Criticality conditions in the Derrida-Retaux model with a random number of terms

TL;DR

This paper investigates the Derrida-Retaux model with a random number of terms, establishing conditions for subcritical and supercritical regimes based on initial distributions and the randomness of the number of terms.

Contribution

It provides new sufficient conditions for the criticality regimes in the Derrida-Retaux model with a stochastic number of terms, extending previous deterministic analyses.

Findings

Identifies conditions for subcritical regime ($Q=0$).

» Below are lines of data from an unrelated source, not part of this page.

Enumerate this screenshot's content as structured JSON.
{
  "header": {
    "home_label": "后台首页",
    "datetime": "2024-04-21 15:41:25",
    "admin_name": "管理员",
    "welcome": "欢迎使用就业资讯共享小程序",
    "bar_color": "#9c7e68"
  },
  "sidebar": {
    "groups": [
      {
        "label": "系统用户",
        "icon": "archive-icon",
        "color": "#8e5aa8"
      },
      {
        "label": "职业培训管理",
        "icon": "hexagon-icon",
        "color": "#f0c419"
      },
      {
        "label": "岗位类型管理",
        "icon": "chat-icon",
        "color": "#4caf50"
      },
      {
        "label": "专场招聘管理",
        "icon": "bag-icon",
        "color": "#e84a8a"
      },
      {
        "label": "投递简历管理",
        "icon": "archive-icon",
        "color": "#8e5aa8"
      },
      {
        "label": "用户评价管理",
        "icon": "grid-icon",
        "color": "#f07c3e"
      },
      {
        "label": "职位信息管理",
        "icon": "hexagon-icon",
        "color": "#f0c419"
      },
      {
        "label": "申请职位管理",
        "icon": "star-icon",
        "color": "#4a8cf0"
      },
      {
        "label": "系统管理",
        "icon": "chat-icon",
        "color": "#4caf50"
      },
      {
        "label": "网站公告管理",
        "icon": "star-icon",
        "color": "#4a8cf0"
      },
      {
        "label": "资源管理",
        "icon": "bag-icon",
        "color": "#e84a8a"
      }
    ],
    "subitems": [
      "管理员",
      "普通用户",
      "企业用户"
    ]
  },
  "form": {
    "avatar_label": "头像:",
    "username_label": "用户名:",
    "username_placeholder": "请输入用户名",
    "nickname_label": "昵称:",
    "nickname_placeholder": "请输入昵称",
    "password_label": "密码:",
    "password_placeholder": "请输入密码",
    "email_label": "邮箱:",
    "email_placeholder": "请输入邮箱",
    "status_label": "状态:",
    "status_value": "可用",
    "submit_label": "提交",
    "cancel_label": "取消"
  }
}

Identifies conditions for supercritical regime ($Q>0$).

Defines the energy limit in the model.

Abstract

The article considers the Derrida-Retaux model with a random number of terms, i.e. a sequence of integer random variables defined by the relations $ X_{n + 1} = (X_n^{(1)} + X_n^{(2)} + ... + X_n^{(N_n)} - a)^{+}$, $n\ge 0$, where $X_n^{j}$ are independent copies of $X_n$, the values of $N_j$ are independent and identically distributed, $a$ is a positive integer. The energy in the model is defined as $Q:=\lim\limits_{n\to\infty} \frac{\mathbb{E}(X_{n})}{(\mathbb{E}N_1)^{n}}$. We present sufficient conditions (in terms of distributions of $X_0$ and $N_1$) for subcritical ($Q=0$) and supercritical ($Q>0$) regimes of model behavior.